Glossar
Drittland / Drittstaat
Als Drittland beziehungsweise Drittstaat wird im Zollrecht grundsätzlich ein Staat oder Gebiet bezeichnet, das nicht zum Zollgebiet der Europäischen Union gehört. Waren, die aus einem solchen Gebiet in das Zollgebiet der EU eingeführt werden, unterliegen grundsätzlich den zollrechtlichen Vorschriften für die Einfuhr aus Drittländern.

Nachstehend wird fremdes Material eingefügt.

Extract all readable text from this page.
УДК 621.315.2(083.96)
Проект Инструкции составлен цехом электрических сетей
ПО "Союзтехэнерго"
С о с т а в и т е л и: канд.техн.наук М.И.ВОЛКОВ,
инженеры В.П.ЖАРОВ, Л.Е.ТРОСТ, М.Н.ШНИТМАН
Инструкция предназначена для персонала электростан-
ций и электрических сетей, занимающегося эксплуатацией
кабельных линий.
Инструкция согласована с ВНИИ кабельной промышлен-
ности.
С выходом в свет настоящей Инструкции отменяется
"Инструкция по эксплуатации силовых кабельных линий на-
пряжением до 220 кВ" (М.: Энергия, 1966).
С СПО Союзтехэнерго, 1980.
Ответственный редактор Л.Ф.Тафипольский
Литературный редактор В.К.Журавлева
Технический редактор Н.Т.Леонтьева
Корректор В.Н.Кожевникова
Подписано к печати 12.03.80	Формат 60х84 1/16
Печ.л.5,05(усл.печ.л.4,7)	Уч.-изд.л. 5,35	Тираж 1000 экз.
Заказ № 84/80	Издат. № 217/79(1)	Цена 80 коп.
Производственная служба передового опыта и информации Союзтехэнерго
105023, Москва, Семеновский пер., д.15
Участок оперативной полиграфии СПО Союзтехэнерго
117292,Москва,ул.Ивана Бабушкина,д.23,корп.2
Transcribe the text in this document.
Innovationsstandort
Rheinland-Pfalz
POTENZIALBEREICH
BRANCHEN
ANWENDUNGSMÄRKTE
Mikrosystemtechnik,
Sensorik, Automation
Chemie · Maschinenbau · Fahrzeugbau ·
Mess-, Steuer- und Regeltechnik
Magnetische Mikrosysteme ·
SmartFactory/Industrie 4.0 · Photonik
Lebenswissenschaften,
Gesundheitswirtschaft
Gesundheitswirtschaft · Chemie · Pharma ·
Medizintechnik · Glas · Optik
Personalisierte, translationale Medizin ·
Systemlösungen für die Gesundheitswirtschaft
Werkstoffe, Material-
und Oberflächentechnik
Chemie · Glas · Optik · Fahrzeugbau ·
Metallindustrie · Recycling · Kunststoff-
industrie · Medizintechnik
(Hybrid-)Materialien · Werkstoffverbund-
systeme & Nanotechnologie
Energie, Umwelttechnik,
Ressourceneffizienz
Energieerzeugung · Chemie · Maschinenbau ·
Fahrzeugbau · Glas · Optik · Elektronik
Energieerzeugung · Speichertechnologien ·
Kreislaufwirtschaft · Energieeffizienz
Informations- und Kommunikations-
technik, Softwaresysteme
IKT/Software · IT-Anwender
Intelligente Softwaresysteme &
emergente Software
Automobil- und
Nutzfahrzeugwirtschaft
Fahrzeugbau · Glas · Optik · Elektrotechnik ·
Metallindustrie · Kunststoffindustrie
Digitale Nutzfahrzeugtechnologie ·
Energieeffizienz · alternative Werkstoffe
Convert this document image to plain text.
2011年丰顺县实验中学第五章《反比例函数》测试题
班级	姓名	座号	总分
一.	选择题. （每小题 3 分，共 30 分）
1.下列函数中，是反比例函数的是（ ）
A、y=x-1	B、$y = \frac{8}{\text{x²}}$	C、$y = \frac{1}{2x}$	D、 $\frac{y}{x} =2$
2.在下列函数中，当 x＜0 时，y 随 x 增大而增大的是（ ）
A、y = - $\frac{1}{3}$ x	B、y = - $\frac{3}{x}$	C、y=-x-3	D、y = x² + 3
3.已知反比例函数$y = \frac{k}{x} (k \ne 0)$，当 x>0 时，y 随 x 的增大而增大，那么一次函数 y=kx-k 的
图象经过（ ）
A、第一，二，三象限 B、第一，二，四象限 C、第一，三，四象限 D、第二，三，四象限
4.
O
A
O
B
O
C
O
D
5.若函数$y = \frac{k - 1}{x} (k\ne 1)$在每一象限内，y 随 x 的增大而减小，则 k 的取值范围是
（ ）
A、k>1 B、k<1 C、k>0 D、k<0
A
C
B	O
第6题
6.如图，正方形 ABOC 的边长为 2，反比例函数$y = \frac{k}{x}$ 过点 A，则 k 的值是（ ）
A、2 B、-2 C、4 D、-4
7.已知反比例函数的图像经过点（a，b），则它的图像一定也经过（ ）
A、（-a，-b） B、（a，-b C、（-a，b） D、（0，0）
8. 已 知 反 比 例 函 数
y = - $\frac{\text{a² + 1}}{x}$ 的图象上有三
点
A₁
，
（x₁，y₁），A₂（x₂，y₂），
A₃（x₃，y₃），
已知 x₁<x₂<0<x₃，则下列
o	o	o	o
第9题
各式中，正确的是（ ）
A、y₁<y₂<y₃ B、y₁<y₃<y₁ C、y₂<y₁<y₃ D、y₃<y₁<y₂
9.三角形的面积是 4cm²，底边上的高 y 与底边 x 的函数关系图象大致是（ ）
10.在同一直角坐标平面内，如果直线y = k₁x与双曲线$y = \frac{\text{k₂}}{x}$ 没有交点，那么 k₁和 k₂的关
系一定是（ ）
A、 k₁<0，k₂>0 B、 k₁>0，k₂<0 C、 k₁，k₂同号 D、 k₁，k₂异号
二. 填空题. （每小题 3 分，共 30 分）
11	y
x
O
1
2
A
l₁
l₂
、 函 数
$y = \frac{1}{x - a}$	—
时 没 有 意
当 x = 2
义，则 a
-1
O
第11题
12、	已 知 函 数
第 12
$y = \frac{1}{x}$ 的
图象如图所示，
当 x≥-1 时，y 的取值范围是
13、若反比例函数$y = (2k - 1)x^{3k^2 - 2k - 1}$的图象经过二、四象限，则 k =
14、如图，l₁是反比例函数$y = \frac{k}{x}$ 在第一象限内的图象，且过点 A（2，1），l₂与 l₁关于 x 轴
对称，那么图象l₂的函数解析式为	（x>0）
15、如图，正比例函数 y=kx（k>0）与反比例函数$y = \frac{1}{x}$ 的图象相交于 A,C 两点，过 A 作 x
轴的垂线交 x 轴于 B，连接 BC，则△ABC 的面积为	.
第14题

Für einen Importeur bedeutet dies beispielsweise, dass Waren aus China, den USA, der Türkei oder Brasilien bei ihrer Einfuhr in das Zollgebiet der Europäischen Union zollrechtlich abgefertigt werden müssen. Dabei ist unter anderem eine Zollanmeldung erforderlich und es können abhängig von Ware, Warenwert, Ursprung und weiteren Voraussetzungen Zoll, Einfuhrumsatzsteuer oder andere Einfuhrabgaben anfallen.
Der Begriff „Drittland“ darf dabei nicht mit einem Land verwechselt werden, das lediglich außerhalb des jeweiligen Bestimmungslandes liegt. Aus deutscher Sicht sind beispielsweise Frankreich, die Niederlande oder Polen zwar andere Staaten, aber keine Drittländer im zollrechtlichen Sinne, da sie zum Zollgebiet der Europäischen Union gehören.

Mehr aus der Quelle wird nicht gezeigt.